Allan confirms that the silver Gallaher XR GTs had extra security features over the regular models.
“You had to carry your samples, point-of-sale stuff, signs and some stock. So the Falcon had a big boot so that was good and the eight cars had alarmed locks on the rear three-quarter panels where the boot was, long before cars had alarms. You might have five grand’s worth of fags in the back so they were alarmed in case the cars were broken into. So whenever you opened the boot you had to turn the alarm off and then turn it back on when you shut it.”
Gallaher’s promotional efforts sound like a recipe for sales success, but the reality was different, Allan says.
“Gallaher was a major British tobacco company. By the time they decided to start up operations in Australia, the brands that made them rich in the UK, like Benson & Hedges, were already licensed here to other companies. For some reason they were determined to get into the Australian market, but because they didn’t have any brands they had to introduce or invent new ones to the market – like Gallaher, which nobody bought.
“Money didn’t seem to be a problem as they bought a site in Rydalmere and built a factory that made cigarettes. There was an administration building too. The company must have haemorrhaged money from day one.
“They had sent an Englishman out to run it, a charming Pom, full of bullshit. The marketing whiz kids from the ad agency convinced him to build the brand around motor racing – which Gallaher already had a connection with via sponsoring the Bathurst race – and would appeal to young people and the revheads. So the advertising whizkids came up with the GT concept.

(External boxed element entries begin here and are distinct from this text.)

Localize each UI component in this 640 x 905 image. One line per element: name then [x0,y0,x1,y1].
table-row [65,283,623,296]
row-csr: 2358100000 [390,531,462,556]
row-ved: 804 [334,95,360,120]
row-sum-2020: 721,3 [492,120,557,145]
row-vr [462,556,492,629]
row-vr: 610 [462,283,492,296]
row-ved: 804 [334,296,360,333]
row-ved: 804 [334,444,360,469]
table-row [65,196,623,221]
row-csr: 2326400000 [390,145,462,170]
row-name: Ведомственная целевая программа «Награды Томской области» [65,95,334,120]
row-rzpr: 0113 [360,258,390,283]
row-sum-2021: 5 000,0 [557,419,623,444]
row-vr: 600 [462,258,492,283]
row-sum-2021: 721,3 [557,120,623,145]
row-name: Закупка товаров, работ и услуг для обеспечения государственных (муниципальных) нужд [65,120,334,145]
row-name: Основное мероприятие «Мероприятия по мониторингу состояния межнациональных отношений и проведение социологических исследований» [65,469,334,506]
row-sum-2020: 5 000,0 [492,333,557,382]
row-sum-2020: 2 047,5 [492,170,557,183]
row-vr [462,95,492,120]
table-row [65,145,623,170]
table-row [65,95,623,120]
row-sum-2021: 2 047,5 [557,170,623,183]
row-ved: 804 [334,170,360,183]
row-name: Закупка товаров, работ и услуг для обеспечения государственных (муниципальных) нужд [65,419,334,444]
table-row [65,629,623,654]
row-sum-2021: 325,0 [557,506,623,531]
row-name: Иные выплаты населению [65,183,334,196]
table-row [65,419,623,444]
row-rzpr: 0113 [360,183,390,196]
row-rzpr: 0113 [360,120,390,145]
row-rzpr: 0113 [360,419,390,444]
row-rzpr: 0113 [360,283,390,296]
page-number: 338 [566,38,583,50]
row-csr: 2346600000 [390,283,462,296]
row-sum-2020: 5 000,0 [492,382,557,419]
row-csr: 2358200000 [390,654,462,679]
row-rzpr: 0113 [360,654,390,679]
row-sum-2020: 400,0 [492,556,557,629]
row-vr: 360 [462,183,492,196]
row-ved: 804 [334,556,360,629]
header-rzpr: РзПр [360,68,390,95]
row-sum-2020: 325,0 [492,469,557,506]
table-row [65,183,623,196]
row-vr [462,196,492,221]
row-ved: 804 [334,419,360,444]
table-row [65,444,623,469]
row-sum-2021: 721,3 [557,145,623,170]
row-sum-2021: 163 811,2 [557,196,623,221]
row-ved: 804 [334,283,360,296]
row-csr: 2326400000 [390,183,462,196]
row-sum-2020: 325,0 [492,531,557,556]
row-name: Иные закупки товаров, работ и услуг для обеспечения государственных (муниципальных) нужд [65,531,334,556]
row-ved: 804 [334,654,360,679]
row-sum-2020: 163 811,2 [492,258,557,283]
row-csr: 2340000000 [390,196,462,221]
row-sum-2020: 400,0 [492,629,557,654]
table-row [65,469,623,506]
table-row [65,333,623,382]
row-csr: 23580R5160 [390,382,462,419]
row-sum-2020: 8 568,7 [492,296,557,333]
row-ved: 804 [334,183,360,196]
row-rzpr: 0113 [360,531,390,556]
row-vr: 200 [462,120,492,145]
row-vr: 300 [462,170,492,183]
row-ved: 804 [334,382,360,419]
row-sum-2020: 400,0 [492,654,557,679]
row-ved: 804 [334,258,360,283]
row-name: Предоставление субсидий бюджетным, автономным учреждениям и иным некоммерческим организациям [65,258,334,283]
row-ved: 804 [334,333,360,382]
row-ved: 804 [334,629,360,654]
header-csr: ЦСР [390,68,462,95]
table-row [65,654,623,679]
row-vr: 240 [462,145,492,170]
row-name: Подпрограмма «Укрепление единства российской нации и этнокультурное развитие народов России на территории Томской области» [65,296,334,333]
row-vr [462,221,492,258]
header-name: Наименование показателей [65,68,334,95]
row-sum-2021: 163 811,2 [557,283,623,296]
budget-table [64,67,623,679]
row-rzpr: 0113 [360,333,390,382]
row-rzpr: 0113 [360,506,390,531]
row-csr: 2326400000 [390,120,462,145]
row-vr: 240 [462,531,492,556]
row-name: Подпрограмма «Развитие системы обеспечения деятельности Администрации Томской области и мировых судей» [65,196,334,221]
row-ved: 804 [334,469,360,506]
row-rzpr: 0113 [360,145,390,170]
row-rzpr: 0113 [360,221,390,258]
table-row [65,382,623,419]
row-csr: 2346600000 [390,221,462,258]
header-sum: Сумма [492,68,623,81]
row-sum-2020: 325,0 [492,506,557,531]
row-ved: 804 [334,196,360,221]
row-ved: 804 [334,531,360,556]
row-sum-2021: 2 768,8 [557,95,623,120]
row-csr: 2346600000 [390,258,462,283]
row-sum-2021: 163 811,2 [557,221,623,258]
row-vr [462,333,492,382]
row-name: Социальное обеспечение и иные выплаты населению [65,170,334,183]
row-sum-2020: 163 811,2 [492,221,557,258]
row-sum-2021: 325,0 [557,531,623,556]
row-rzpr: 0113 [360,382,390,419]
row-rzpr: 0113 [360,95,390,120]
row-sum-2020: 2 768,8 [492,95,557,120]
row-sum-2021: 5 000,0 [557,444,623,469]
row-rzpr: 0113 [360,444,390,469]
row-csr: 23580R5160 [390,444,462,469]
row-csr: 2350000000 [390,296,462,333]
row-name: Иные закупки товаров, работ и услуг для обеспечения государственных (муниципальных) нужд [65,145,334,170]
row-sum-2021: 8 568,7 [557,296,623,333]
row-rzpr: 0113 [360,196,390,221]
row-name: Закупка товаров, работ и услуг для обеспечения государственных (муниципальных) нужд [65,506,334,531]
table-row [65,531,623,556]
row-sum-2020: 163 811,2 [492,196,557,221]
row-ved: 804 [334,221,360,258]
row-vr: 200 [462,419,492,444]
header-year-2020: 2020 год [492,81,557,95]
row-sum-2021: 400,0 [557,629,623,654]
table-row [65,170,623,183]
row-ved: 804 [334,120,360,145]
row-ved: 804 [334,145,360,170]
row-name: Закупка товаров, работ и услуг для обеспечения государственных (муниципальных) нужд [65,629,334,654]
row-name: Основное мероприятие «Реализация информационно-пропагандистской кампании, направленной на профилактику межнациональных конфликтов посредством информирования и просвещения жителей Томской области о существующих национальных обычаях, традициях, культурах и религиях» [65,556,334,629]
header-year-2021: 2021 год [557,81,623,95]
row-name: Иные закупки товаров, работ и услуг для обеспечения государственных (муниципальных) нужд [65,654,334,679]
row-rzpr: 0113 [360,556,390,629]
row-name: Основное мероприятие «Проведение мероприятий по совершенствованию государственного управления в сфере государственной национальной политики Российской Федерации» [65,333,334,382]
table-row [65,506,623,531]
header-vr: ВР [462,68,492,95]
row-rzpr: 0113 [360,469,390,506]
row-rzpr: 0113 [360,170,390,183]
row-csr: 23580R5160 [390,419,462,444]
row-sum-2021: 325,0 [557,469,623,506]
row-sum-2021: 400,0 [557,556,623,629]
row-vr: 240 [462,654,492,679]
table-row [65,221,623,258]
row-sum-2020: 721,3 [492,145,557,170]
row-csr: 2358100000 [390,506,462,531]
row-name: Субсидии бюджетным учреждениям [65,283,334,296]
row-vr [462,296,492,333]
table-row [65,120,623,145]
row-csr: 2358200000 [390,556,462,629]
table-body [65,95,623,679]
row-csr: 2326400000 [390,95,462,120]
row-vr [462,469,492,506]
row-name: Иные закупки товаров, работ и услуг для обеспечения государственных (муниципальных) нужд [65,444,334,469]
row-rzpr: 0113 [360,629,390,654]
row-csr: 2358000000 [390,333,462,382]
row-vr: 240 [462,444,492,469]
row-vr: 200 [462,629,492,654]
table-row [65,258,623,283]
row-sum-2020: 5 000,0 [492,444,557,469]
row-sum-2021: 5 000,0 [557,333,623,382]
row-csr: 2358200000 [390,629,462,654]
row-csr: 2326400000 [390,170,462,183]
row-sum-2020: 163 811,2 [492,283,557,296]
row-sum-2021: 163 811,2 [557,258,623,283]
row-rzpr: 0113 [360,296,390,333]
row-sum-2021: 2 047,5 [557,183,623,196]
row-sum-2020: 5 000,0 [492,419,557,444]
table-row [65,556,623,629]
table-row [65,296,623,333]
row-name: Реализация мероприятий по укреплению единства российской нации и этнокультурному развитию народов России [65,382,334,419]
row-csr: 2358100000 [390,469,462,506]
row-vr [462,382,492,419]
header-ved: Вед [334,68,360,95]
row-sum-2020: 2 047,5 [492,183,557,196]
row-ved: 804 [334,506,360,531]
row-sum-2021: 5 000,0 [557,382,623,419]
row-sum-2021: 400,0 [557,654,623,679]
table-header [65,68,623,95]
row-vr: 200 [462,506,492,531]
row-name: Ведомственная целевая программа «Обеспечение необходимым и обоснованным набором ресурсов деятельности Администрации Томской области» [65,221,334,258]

“The idea was to connect these silver beasts with the TV campaign and the race sponsorship. The TV ads had young people smoking Gallaher in Monte Carlo. It was all good in theory, but it didn’t work. It was all too crude and the young people didn’t ‘buy it’ all and therefore didn’t buy Gallaher cigarettes. They could see through it all, they thought it was bullshit and they were right. The car enthusiasts didn’t race out and buy the cigarettes because they thought they’d look like dickheads if they did.”
The Monte Carlo-theme may not have connected with the target audience but it did appeal to one market niche.
“Ironically, one of the best outlets for cigarettes sales in my territory was the canteen at Prince Alfred Hospital because all the nurses used to smoke like chimneys. We sold thousands there.”
Allan worked for the company for a year and got to drive Gallaher’s other promotional car – one better reflecting the Monte Carlo lifestyle image it was trying to cultivate.
“Gallaher also bought a red Ferrari GT model for use in in-store promotions. That was an example of the money they threw at it all. It was quite a fun place to work. Especially when you’re 25 and the boss tells you, as part of a pre-Christmas shopfront promotion, to drive the Ferrari from Rydalmere to Bathurst.
“All good things have to come to an end, though. It was wild ride and before long the party ended.”